MAÑANA DE MARTES
Aquella mañana de martes la señora X
se despertó animada porque sabía que iba a poder hablar con alguien.
Se hizo un rápido desayuno, se
arregló un poco y rompió adrede la suela de uno de sus zapatos de tacón.
Entonces se dirigió al cuchitril del señor
Y, un pequeño bujío de no más de 10 metros cuadrados en el cruce de dos
estrechas calles de la judería, justo donde una de ellas se ensanchaba un poco.
Allí estaba siempre Y, remendando zapatos, sentado en una vieja banqueta
de madera y rodeado de una montaña de zapatos viejos.
Llegó, intentó poner su mejor
sonrisa, le saludó y le contó el problema del zapato. “Esto no es gran cosa, si
se espera usted un poco en 15 minutos se lo tendré arreglado”, dijo Y.

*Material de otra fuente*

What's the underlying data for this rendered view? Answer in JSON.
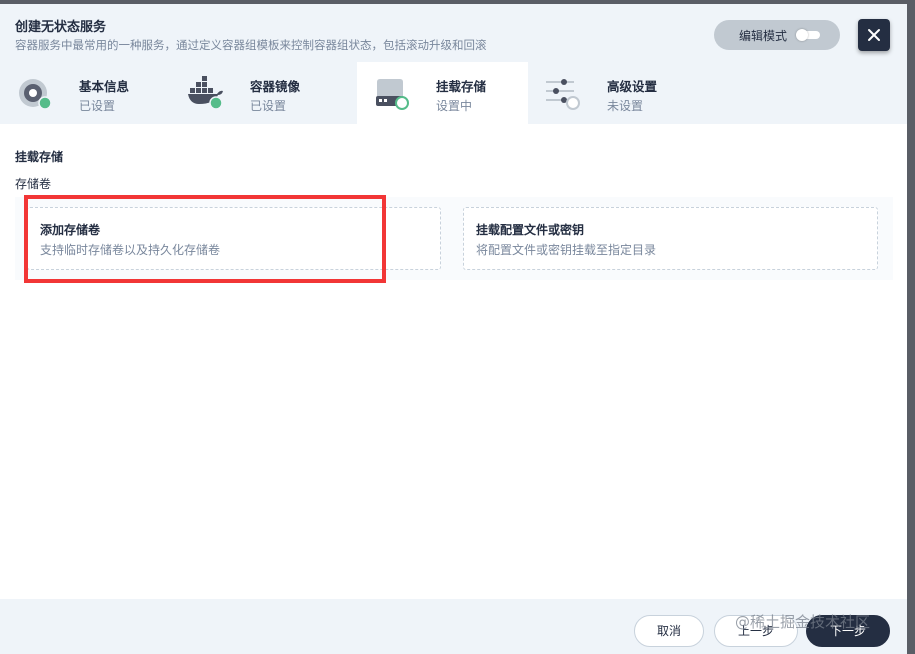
{
  "header": {
    "title": "创建无状态服务",
    "subtitle": "容器服务中最常用的一种服务，通过定义容器组模板来控制容器组状态，包括滚动升级和回滚",
    "edit_mode_label": "编辑模式",
    "close_icon": "close-icon"
  },
  "tabs": [
    {
      "label": "基本信息",
      "status": "已设置",
      "icon": "disk-icon",
      "active": false
    },
    {
      "label": "容器镜像",
      "status": "已设置",
      "icon": "docker-icon",
      "active": false
    },
    {
      "label": "挂载存储",
      "status": "设置中",
      "icon": "hard-drive-icon",
      "active": true
    },
    {
      "label": "高级设置",
      "status": "未设置",
      "icon": "sliders-icon",
      "active": false
    }
  ],
  "main": {
    "section_title": "挂载存储",
    "section_sub": "存储卷",
    "cards": [
      {
        "title": "添加存储卷",
        "desc": "支持临时存储卷以及持久化存储卷"
      },
      {
        "title": "挂载配置文件或密钥",
        "desc": "将配置文件或密钥挂载至指定目录"
      }
    ]
  },
  "footer": {
    "cancel_label": "取消",
    "prev_label": "上一步",
    "next_label": "下一步"
  },
  "watermark": "@稀土掘金技术社区",
  "colors": {
    "dark": "#242e42",
    "light_bg": "#eff4f9",
    "status_done": "#55bc8a",
    "highlight": "#f23636"
  }
}
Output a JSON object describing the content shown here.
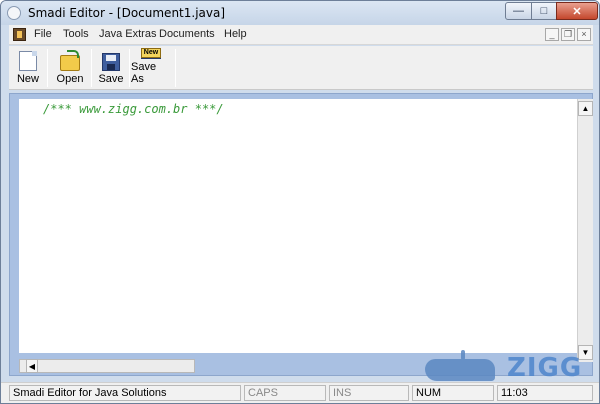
{
  "window": {
    "title": "Smadi Editor - [Document1.java]",
    "close_label": "✕",
    "min_label": "—",
    "max_label": "□"
  },
  "menu": {
    "items": [
      "File",
      "Tools",
      "Java Extras",
      "Documents",
      "Help"
    ],
    "mdi_min": "_",
    "mdi_restore": "❐",
    "mdi_close": "×"
  },
  "toolbar": {
    "buttons": [
      {
        "label": "New",
        "icon": "new-document-icon"
      },
      {
        "label": "Open",
        "icon": "open-folder-icon"
      },
      {
        "label": "Save",
        "icon": "floppy-disk-icon"
      },
      {
        "label": "Save As",
        "icon": "save-as-icon",
        "badge": "New"
      }
    ]
  },
  "editor": {
    "code": "/*** www.zigg.com.br ***/"
  },
  "scrollbar": {
    "up": "▲",
    "down": "▼",
    "left": "◀"
  },
  "watermark": {
    "text": "ZIGG"
  },
  "status": {
    "message": "Smadi Editor for Java Solutions",
    "caps": "CAPS",
    "ins": "INS",
    "num": "NUM",
    "time": "11:03"
  },
  "colors": {
    "code_comment": "#3a9a3a",
    "editor_frame": "#a9c0e2",
    "title_bar": "#cfdcec"
  }
}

“Fantástico”, pensó la señora X,
“esos 15 minutos se convertirán en 30, y 15 minutos más que le podré estirar ¡me
garantizan 45 minutos!”.
“Siéntese, señora”, le dijo el señor
Y, con su sonrisa siempre bondadosa, y le señaló otra banqueta vieja. El señor
Y era un hombre mayor, bueno en realidad más o menos como ella.

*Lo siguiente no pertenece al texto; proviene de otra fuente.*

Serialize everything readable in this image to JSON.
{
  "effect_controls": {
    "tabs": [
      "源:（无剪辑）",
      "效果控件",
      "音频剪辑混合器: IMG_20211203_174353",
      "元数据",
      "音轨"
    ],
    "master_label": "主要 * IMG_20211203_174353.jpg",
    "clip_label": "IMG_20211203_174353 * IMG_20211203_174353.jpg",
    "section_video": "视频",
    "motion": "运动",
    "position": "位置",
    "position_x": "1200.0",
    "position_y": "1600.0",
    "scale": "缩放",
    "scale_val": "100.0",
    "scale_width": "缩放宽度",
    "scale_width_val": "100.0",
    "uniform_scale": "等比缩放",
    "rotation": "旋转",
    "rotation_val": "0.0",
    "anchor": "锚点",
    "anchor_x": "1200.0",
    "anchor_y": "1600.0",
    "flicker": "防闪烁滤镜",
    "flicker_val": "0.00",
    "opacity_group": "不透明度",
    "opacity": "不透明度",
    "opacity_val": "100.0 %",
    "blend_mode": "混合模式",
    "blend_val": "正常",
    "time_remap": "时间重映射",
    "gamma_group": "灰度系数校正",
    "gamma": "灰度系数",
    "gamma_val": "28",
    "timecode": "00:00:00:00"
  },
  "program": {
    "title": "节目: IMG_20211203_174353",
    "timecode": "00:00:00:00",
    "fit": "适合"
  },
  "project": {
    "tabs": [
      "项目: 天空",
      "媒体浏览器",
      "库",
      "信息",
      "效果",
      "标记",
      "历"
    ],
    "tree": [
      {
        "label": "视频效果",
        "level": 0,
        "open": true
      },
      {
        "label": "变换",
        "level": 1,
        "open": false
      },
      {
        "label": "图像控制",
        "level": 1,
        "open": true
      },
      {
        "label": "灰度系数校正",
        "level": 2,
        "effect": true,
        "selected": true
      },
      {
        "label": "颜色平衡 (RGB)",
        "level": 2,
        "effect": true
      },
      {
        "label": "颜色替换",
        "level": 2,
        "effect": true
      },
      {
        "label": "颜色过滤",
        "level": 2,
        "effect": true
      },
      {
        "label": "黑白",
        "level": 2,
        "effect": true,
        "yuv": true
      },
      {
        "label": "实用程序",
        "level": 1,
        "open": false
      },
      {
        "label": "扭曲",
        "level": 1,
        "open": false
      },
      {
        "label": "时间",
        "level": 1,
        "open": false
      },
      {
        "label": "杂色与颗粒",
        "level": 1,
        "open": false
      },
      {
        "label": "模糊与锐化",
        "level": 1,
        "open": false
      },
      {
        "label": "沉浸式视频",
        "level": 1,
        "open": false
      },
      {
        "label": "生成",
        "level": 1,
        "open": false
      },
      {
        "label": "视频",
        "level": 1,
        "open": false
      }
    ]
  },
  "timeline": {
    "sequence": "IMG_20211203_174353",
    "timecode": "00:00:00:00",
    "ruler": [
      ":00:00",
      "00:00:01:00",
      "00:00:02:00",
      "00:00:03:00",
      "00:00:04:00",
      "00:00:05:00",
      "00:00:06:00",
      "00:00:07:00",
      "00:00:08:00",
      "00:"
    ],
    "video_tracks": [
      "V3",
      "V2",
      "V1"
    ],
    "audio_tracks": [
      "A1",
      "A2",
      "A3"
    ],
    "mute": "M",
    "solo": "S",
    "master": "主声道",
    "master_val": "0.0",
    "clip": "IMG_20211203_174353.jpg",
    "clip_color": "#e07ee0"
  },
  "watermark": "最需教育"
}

Entonces empezó a hablarle de su
expareja, de la que se había separado haría ya unos cinco o seis años, y de lo
malo que había sido. Había sido un hombre egoísta, agarrado y a la vez
manirroto, gandul, caprichoso, nada cariñoso, y además ella creía que no la
quería, que no la había querido nunca.
“Pero entonces”, intervino por una
vez el señor Y, “su separación de él es toda una bendición de Dios, y que la
abandonara, toda una suerte.”
Pero la señora X ya no escuchaba.
Como coche sin frenos, siguió hablando sin parar del desastre que había sido su
pareja y su relación. Entonces cuando por fin calló un momento, el señor Z
surgió de entre las sombras del oscuro cuchitril, justo detrás de donde estaba sentado
el señor Y, algo a su derecha. Era un señor ya mayor – bueno más o menos de la
misma edad que la Sra. X también – con buen aspecto, que había estado allí todo
el tiempo sin que la Sra. X lo advirtiera. Se puso de pie y, con gestos de las
manos que intentaban inspirar confianza, se dirigió a la Sra. X en estos términos:
“Señora, perdone mi intromisión, pero
no he podido evitar escuchar. Sólo le quiero decir que tiene usted unas
excelentes dotes de narradora, además de una voz muy bonita. Me encantaría que
me aceptara invitarla a un café y poder seguir charlando con usted.”
Absolutamente atónita, la Sra. X no
pudo sino farfullar un graaaa-ciiii---aaaaas. Entonces se puso de pie y salió
corriendo, literalmente. Chocó con el escalón de salida del cuchitril, y se
cayó. Tanto el señor Y como Z se abalanzaron
para ayudarla, pero ella fue más rápida y se incorporó antes. Con el tacón
roto, ahora roto de verdad, escapó corriendo por la larga y estrecha calle de
la judería, donde por unos segundos sólo se oyó el ti-toc-toc, tic-toc-toc de
sus pisadas cojeando en el adoquinado. Y y Z permanecían de pie en la puerta.
La calle estaba solitaria, pues era aún muy temprano. Z le dijo a Y,
“verdaderamente tenía una bonita voz, y me hubiera gustado charlar con ella.”